Patreon is an online service where people can support artists with donations and receive exclusive access to the artist’s work. 

Bielatowicz wrote many of the songs for Nosferatu before he settled on a “cohesive project.” The song “Have Coffin, Will Travel,” which plays while the vampire Count Orlok travels from his castle, was written on a livestream.

Eventually, Bielatowicz decided to take his songs and apply them to a larger project.

“I heard that Nosferatu’s 100th anniversary was coming up and that it was in the public domain so I could do what I want to with it — so the stars aligned,” he said. “And it’s about a plague as well, so it seemed perfect.”

Even without a full band on stage — although some members watched from the audience — the Marion Art Center’s packed theater was filled with electrifying, thumping and heavy music designed to complement director F.W. Murnau's classic work of German Expressionism.

According to Bielatowicz, the Marion Art Center was a great venue to feature his work. 

“Venue really matters for something like this because I feel like an audience will behave the way a venue would suggest they do,” he said. 

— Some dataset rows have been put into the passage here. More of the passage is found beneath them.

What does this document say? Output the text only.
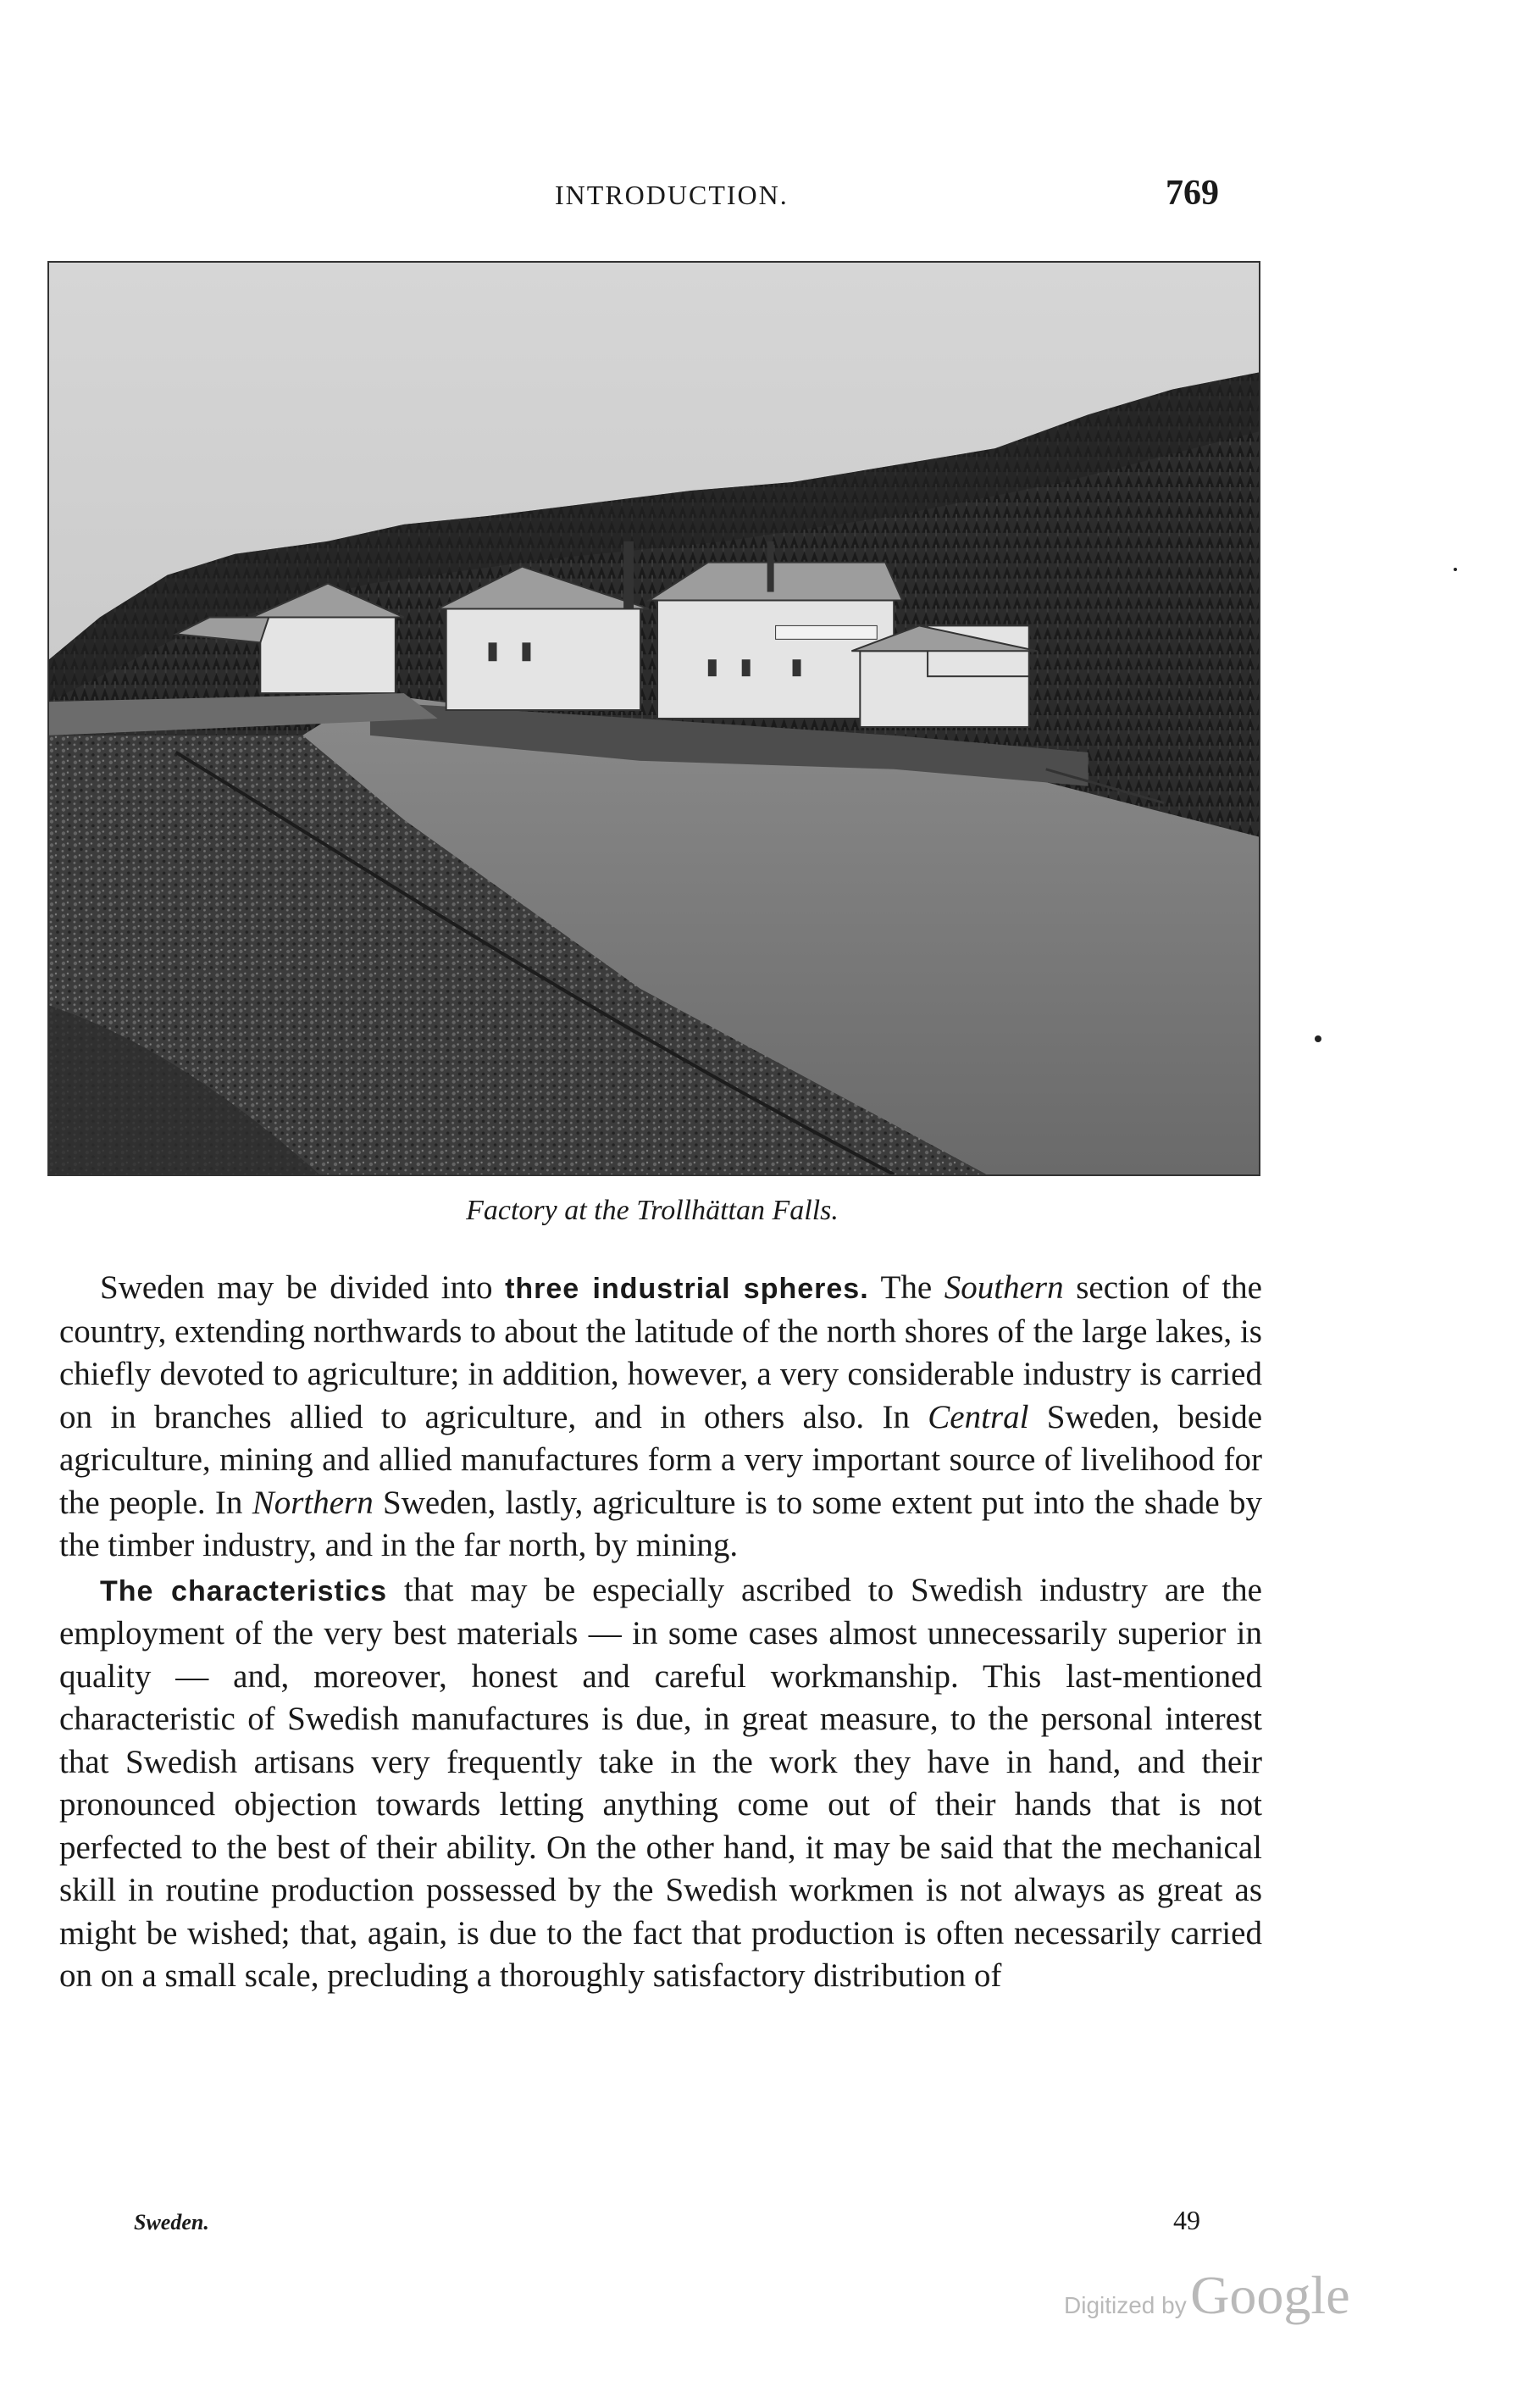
INTRODUCTION.	769
Factory at the Trollhättan Falls.

Sweden may be divided into three industrial spheres. The Southern section of the country, extending northwards to about the latitude of the north shores of the large lakes, is chiefly devoted to agriculture; in addition, however, a very considerable industry is carried on in branches allied to agriculture, and in others also. In Central Sweden, beside agriculture, mining and allied manufactures form a very important source of livelihood for the people. In Northern Sweden, lastly, agriculture is to some extent put into the shade by the timber industry, and in the far north, by mining.

The characteristics that may be especially ascribed to Swedish industry are the employment of the very best materials — in some cases almost unnecessarily superior in quality — and, moreover, honest and careful workmanship. This last-mentioned characteristic of Swedish manufactures is due, in great measure, to the personal interest that Swedish artisans very frequently take in the work they have in hand, and their pronounced objection towards letting anything come out of their hands that is not perfected to the best of their ability. On the other hand, it may be said that the mechanical skill in routine production possessed by the Swedish workmen is not always as great as might be wished; that, again, is due to the fact that production is often necessarily carried on on a small scale, precluding a thoroughly satisfactory distribution of

Sweden.	49
Digitized by Google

“If you play this in a dirty rock club the audience will be really rowdy,” continued Bielatowicz. “Likewise, I played an art cinema on this tour and it was the worst show of the tour because people were in cinema mode and just sat there with their popcorn — there was no cheering and no excitement.”

The audience at the Marion Art Center cheered after intense guitar solos and some viewers were even headbanging in the back row.

The show opened with a recorded narration by Arthur Brown, a 1960s rock star who wrote the chart-topping song “Fire”, before Bielatowicz launched into a nearly two-hour concert timed perfectly with the film.

Bielatowicz’s show at the Marion Art Center was the second-to-last stop on his “Nosferatour” that began last October. 

Now, with the tour winding down, Bielatowicz hopes to make this performance even bigger before going back on tour with a full band later this year.

“I think that before we record [the music] properly it will grow more as well,” he said. “We’re talking about putting more string players in.”

Paul Bielatowicz’s music can be found online on Patreon and Youtube.